Is this a 'legal' callout? We have 4 holes thru the face of a cylindrical part. You know the drill - I can't include the actual print. If need be, I can mock something up.
Datum A = OD, Datum B = Top plane of cylinder, Datum C = 1 of the 4 holes. Should there not be a material modifier here on the position tolerance itself?? Or is the effect the same b/c Datum C is one of the 4 holes?
I'll contact our customer...but they won't likely respond for a month or two...
I'm leaning towards it being an invalid callout. ASME Y14.5 talks about the principle of applying zero tolerance at MMC but I've never seen any examples like your screenshot. Contacting the customer is the best approach here rather than second guessing. I would also ask them to confirm the interpretation of datum C - is it a single hole or is it all four holes as a pattern?
I'm going to agree with Neil here, and ask the customer if those bolt circles are individual or all 4 as a pattern. This definitely needs clarification. I can't find the print my company had with a similar Position of 0 with a material modifier on the datum sadly to see what engineering said about it.

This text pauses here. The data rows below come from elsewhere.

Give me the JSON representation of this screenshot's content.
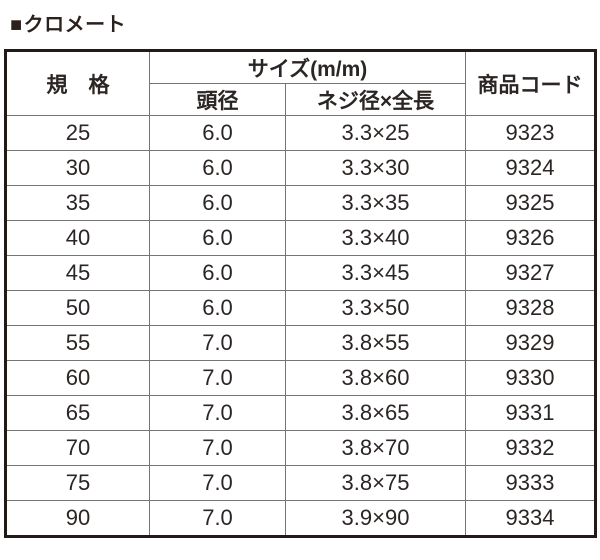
{
  "title": {
    "bullet": "■",
    "text": "クロメート"
  },
  "table": {
    "headers": {
      "spec": "規　格",
      "size_group": "サイズ(m/m)",
      "head_diameter": "頭径",
      "thread_dia_x_length": "ネジ径×全長",
      "product_code": "商品コード"
    },
    "columns": [
      "spec",
      "head_diameter",
      "thread_dia_x_length",
      "product_code"
    ],
    "rows": [
      {
        "spec": "25",
        "head_diameter": "6.0",
        "thread_dia_x_length": "3.3×25",
        "product_code": "9323"
      },
      {
        "spec": "30",
        "head_diameter": "6.0",
        "thread_dia_x_length": "3.3×30",
        "product_code": "9324"
      },
      {
        "spec": "35",
        "head_diameter": "6.0",
        "thread_dia_x_length": "3.3×35",
        "product_code": "9325"
      },
      {
        "spec": "40",
        "head_diameter": "6.0",
        "thread_dia_x_length": "3.3×40",
        "product_code": "9326"
      },
      {
        "spec": "45",
        "head_diameter": "6.0",
        "thread_dia_x_length": "3.3×45",
        "product_code": "9327"
      },
      {
        "spec": "50",
        "head_diameter": "6.0",
        "thread_dia_x_length": "3.3×50",
        "product_code": "9328"
      },
      {
        "spec": "55",
        "head_diameter": "7.0",
        "thread_dia_x_length": "3.8×55",
        "product_code": "9329"
      },
      {
        "spec": "60",
        "head_diameter": "7.0",
        "thread_dia_x_length": "3.8×60",
        "product_code": "9330"
      },
      {
        "spec": "65",
        "head_diameter": "7.0",
        "thread_dia_x_length": "3.8×65",
        "product_code": "9331"
      },
      {
        "spec": "70",
        "head_diameter": "7.0",
        "thread_dia_x_length": "3.8×70",
        "product_code": "9332"
      },
      {
        "spec": "75",
        "head_diameter": "7.0",
        "thread_dia_x_length": "3.8×75",
        "product_code": "9333"
      },
      {
        "spec": "90",
        "head_diameter": "7.0",
        "thread_dia_x_length": "3.9×90",
        "product_code": "9334"
      }
    ]
  },
  "colors": {
    "text": "#2b2523",
    "grid_line": "#757575",
    "outer_border": "#211a16",
    "background": "#ffffff"
  }
}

There should be a (M) on the positional tolerance, regardless if it is a single hole or a group of holes.
Theoretically, there could be a small possibility that the part could fall within specification depending on the datum C (M) and the rest of the datum structure (and planets are aligned, sun at it's zenith and so on).
To follow-up...my customer recognized the error of their ways and pulled a new tolerance from somewhere for the individual holes. I'm told a corrected print will be forwarded sometime in the next decade.
I'm glad you received clarification from the customer. Without having a material modifier on the tolerance zone, the size of the tolerance zone can never change. Therefore, if it is defined as a zone of zero size (with no possibility of changing), then there actually doesn't exist a tolerance zone and thus it can never be occupied.